Monday, April 25, 2011

Big Thinking

Before Francis Crick died, in 2004, he gave Eagleman some advice. “Look,” he said. “The dangerous man is the one who has only one idea, because then he’ll fight and die for it. The way real science goes is that you come up with lots of ideas, and most of them will be wrong.”

David Eagleman is the Francis Crick type of scientist, working on (lots of) big ideas, using as many different techniques as are needed to find the big answers: how does the brain deal with time? Why does it seem to pass at different rates depending on emotions and other factors? Can someone have a good sense of time?


It was while they were there that Eno told Eagleman the story that inspired the drumming study.

“I was working with Larry Mullen, Jr., on one of the U2 albums,” Eno told me. “ ‘All That You Don’t Leave Behind,’ or whatever it’s called.” Mullen was playing drums over a recording of the band and a click track—a computer-generated beat that was meant to keep all the overdubbed parts in synch. In this case, however, Mullen thought that the click track was slightly off: it was a fraction of a beat behind the rest of the band. “I said, ‘No, that can’t be so, Larry,’ ” Eno recalled. “ ‘We’ve all worked to that track, so it must be right.’ But he said, ‘Sorry, I just can’t play to it.’ ”

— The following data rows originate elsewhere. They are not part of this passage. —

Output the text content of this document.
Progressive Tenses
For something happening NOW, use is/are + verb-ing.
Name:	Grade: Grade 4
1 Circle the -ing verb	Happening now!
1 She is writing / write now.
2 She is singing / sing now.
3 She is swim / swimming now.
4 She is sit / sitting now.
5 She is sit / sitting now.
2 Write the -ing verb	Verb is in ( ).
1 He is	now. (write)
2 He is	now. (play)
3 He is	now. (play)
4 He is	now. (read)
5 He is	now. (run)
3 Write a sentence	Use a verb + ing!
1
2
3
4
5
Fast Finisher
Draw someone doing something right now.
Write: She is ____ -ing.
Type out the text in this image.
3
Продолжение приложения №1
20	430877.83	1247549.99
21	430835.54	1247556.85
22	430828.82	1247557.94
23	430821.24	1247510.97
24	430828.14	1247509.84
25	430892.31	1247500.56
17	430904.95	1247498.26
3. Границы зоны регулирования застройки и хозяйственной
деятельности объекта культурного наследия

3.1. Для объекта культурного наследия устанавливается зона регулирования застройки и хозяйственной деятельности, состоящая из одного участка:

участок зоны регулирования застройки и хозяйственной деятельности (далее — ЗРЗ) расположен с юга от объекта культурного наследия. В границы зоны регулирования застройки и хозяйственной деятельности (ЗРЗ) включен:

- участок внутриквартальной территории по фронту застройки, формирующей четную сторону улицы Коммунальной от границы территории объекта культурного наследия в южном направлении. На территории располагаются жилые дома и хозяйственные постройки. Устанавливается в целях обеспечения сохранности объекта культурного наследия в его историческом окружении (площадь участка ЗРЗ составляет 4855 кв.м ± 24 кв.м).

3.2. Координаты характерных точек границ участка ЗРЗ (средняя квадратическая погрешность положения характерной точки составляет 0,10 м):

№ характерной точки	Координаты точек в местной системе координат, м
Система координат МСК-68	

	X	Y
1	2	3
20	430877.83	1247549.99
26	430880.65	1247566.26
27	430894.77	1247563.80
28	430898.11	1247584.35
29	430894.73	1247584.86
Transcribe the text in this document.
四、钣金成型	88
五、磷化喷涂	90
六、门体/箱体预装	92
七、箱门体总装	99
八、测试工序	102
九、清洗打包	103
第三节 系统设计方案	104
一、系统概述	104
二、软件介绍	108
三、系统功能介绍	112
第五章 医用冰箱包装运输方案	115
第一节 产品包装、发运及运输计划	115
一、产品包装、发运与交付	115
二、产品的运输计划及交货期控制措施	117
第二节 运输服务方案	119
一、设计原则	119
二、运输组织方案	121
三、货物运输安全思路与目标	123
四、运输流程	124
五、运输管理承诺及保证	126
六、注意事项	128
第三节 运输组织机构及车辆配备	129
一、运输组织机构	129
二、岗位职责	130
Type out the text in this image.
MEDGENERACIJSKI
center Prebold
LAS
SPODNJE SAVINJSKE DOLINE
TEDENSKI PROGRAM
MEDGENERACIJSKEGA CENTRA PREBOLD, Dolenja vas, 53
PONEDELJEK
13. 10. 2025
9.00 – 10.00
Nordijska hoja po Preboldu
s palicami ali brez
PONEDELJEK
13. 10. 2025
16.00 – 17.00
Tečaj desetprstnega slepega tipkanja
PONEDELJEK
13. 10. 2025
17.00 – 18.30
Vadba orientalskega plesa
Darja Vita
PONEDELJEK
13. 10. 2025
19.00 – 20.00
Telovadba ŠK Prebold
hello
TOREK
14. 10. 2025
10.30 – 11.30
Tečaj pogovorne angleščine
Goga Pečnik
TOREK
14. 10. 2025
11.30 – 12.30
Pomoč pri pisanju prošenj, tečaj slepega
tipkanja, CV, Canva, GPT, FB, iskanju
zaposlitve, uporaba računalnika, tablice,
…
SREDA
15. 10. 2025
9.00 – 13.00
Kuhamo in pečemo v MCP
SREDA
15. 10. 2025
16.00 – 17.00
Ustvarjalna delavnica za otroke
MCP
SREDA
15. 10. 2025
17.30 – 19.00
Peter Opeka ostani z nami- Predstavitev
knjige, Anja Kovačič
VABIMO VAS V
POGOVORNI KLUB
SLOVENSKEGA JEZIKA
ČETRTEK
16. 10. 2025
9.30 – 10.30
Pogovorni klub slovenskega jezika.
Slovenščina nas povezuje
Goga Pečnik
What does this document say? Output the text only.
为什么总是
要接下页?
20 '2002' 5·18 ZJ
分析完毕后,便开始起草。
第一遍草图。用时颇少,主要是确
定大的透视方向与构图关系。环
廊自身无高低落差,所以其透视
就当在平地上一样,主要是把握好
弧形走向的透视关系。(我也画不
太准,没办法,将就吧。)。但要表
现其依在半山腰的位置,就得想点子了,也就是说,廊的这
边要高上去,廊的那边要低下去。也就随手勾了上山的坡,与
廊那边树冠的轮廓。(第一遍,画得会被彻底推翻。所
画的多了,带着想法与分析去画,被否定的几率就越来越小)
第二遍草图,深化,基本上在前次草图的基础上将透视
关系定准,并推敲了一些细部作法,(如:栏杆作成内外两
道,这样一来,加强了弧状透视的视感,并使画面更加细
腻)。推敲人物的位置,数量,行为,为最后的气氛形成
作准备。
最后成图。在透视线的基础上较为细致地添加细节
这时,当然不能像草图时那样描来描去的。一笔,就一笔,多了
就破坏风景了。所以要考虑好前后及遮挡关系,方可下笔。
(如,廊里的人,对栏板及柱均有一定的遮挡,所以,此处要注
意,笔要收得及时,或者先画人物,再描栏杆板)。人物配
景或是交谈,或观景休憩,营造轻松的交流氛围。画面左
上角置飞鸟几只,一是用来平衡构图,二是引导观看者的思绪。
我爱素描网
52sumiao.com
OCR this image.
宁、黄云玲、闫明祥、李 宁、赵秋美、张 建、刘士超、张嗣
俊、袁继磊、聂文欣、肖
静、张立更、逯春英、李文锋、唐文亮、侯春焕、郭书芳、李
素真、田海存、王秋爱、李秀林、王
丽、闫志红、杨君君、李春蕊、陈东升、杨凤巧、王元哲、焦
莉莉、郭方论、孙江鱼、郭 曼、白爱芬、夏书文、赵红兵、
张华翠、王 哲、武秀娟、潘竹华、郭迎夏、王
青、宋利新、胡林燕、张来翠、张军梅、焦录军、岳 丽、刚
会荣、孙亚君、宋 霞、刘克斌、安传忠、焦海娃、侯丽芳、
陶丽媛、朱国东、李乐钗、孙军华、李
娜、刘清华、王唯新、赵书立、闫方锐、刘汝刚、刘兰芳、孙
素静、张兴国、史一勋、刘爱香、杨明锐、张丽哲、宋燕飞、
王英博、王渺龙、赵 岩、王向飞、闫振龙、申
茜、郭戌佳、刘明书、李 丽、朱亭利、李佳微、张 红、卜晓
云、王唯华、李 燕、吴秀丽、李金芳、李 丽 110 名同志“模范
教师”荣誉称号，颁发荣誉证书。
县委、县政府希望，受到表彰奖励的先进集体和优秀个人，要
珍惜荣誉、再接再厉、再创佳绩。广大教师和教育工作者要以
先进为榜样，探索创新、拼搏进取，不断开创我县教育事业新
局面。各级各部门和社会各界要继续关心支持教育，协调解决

Eno eventually adjusted the click to Mullen’s satisfaction, but he was just humoring him. It was only later, after the drummer had left, that Eno checked the original track again and realized that Mullen was right: the click was off by six milliseconds. “The thing is,” Eno told me, “when we were adjusting it I once had it two milliseconds to the wrong side of the beat, and he said, ‘No, you’ve got to come back a bit.’ Which I think is absolutely staggering.”
All of this is from Burkhart Bilger's profile of Eagleman in The New Yorker. Eagleman comes across as brilliant, but an extreme workaholic--I wonder what his grad students are like.